Die folgenden Fassung wurde mit freundlicher Genehmigung der Redaktion der Zeitschrift "Der Jagdgebrauchshund" Heft 5/2001 entnommen! An dieser Stelle möchten wir der Redaktion und insbesondere Herrn Walch Dank sagen.
 
Großgeworden in einer Jägerfamilie wurde ich schon in frühester Kindheit auf das Jagen mit dem Hund geprägt. Jagdhunde waren schon in unserer Familie vor meiner Geburt. So war es selbstverständlich, daß der Sohnemann zu allen möglichen Hundeprüfungen im Frühjahr und Herbst mit dem Vater fuhr, und von klein auf mit bei der Abrichtung der Hunde half Mein Vater war damals Obmann für das Jagdhundewesen im Kreis, so daß ich auch bei allen gemeinsamen Übungsstunden zugegen war. Vielleicht ermöglichte mir dieses Erleben, heute rasseoffen zu denken und mich auch selbst mit einer seltenen - in Deutschland - Rasse zu befassen.

 

Auf der Vielzahl von erlebten Hundeprüfungen lernte ich natürlich auch eine großeZahl von Richtern kennen - aber auf einer Jagdterrierprüfung in Seega - im heutigen Kyffhäuserkreis einen ganz Besonderen. Ich muß damals so 8 - 9 Jahre alt gewesen sein und es fiel mir auf, mit welcher Achtung man einem Mann in fortgeschrittenem Alter mit gepflegtem Knebelbart und glänzenden Ledergamaschen begegnete. Es war Otto Friedrichs aus Greußen.

Später erfuhr ich, daß eben dieser Mann einer der führenden Jagdkynologen der Nachkriegszeit in Ostdeutschland war. Er war experimentierfreudig, hielt und führte neben Erdhunden auch englische und kontinentale Vorstehhunde - besonders für den Magyar Viszla begeisterte er sich sehr und er jagte und züchtete als einer der Ersten Laiki.
Es war ihm nicht wichtig mit welchem Hund er jagte - die Leistung allein war für ihn entscheidend. Er wurde auch nicht als Spinner abgetan - viele holten sich damals bei ihm Rat eine Einstellung, die manchem Rassefanatiker heute sicher gut zu Gesicht stehen würde.

Beim Durchstöbern der elterlichen Fotoalben stieß ich so im Alter von 12 Jahren auf Fotos von der DDR-Jagdhundeausstellung 1964 in Berlin Biesdorf. Unter anderem waren mir unbekannte Hunde darauf zu sehen - Laiki -. Otto Friedrichs hatte sie ausgestellt.

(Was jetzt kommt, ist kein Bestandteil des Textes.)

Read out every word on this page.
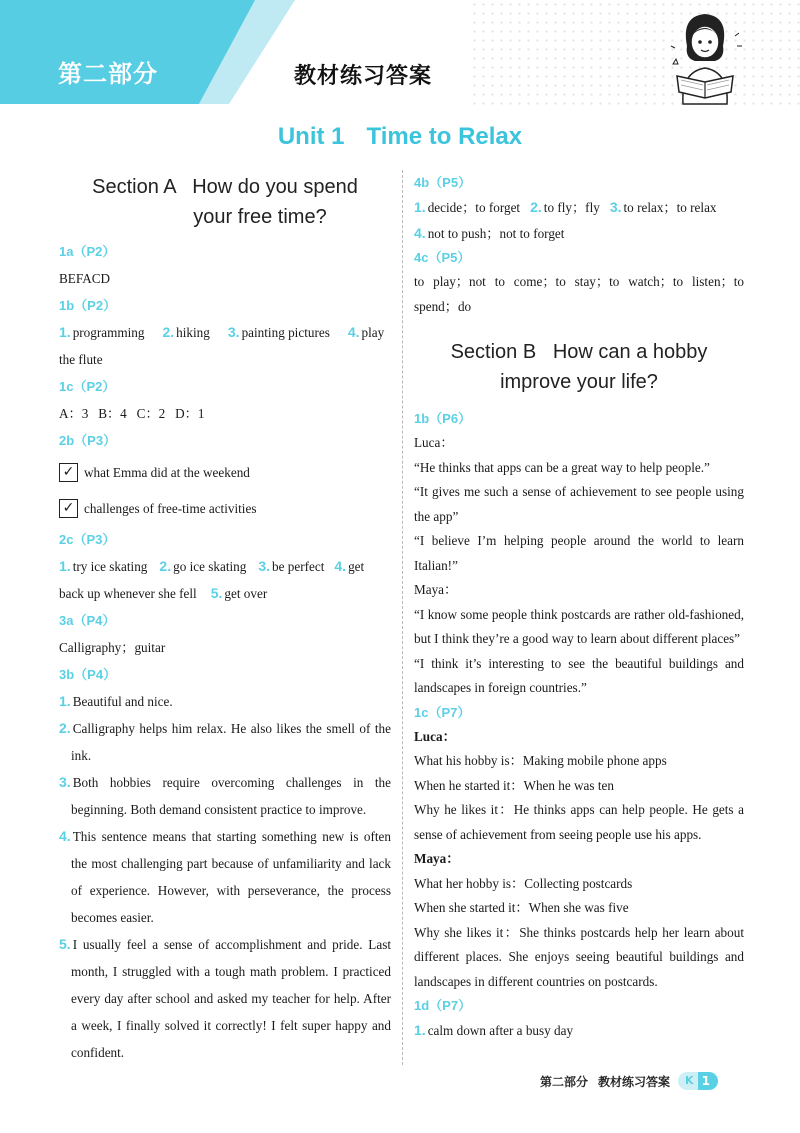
第二部分	教材练习答案
Unit 1 Time to Relax
Section A   How do you spend
your free time?
1a（P2）
BEFACD
1b（P2）
1. programming 2. hiking 3. painting pictures 4. play
the flute
1c（P2）
A：3   B：4   C：2   D：1
2b（P3）
✓ what Emma did at the weekend
✓ challenges of free-time activities
2c（P3）
1. try ice skating 2. go ice skating 3. be perfect 4. get
back up whenever she fell 5. get over
3a（P4）
Calligraphy；guitar
3b（P4）
1. Beautiful and nice.
2. Calligraphy helps him relax. He also likes the smell of the ink.
3. Both hobbies require overcoming challenges in the beginning. Both demand consistent practice to improve.
4. This sentence means that starting something new is often the most challenging part because of unfamiliarity and lack of experience. However, with perseverance, the process becomes easier.
5. I usually feel a sense of accomplishment and pride. Last month, I struggled with a tough math problem. I practiced every day after school and asked my teacher for help. After a week, I finally solved it correctly! I felt super happy and confident.
4b（P5）
1. decide；to forget 2. to fly；fly 3. to relax；to relax
4. not to push；not to forget
4c（P5）
to play；not to come；to stay；to watch；to listen；to spend；do
Section B   How can a hobby
improve your life?
1b（P6）
Luca：
“He thinks that apps can be a great way to help people.”
“It gives me such a sense of achievement to see people using the app”
“I believe I’m helping people around the world to learn Italian!”
Maya：
“I know some people think postcards are rather old-fashioned, but I think they’re a good way to learn about different places”
“I think it’s interesting to see the beautiful buildings and landscapes in foreign countries.”
1c（P7）
Luca：
What his hobby is：Making mobile phone apps
When he started it：When he was ten
Why he likes it：He thinks apps can help people. He gets a sense of achievement from seeing people use his apps.
Maya：
What her hobby is：Collecting postcards
When she started it：When she was five
Why she likes it：She thinks postcards help her learn about different places. She enjoys seeing beautiful buildings and landscapes in different countries on postcards.
1d（P7）
1. calm down after a busy day
第二部分 教材练习答案	K 1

Später noch fand ich in einigen Exemplaren der Zeitschrift "Unsere Jagd" aus den 60-er Jahren einige Artikel dieses Rüdemannes über die Jagd mit der Laika, über erste Versuche von Leistungsprüfungen - man benutzte damals noch Eichhörnchen, welche im Käfig auf einen Baum gezogen wurden. Meines Wissens fiel auch der erste Wurf Laika im Zwinger "St. Georgs" bei Otto Friedrichs in Greußen im Jahre 1967.Die Hunde wurden von Jägern der sowjetischen Besatzungsarmee mitgebracht und beigemeinsamen Jagden eingesetzt.

Zuchtgeschehen

Eine Vielzahl von Weidgenossen interessierte sich für Laiki und in mehreren Zwingern begann in den 60er Jahren das Zuchtgeschehen. Der territoriale Schwerpunkt lag seinerzeit eindeutig in Thüringen.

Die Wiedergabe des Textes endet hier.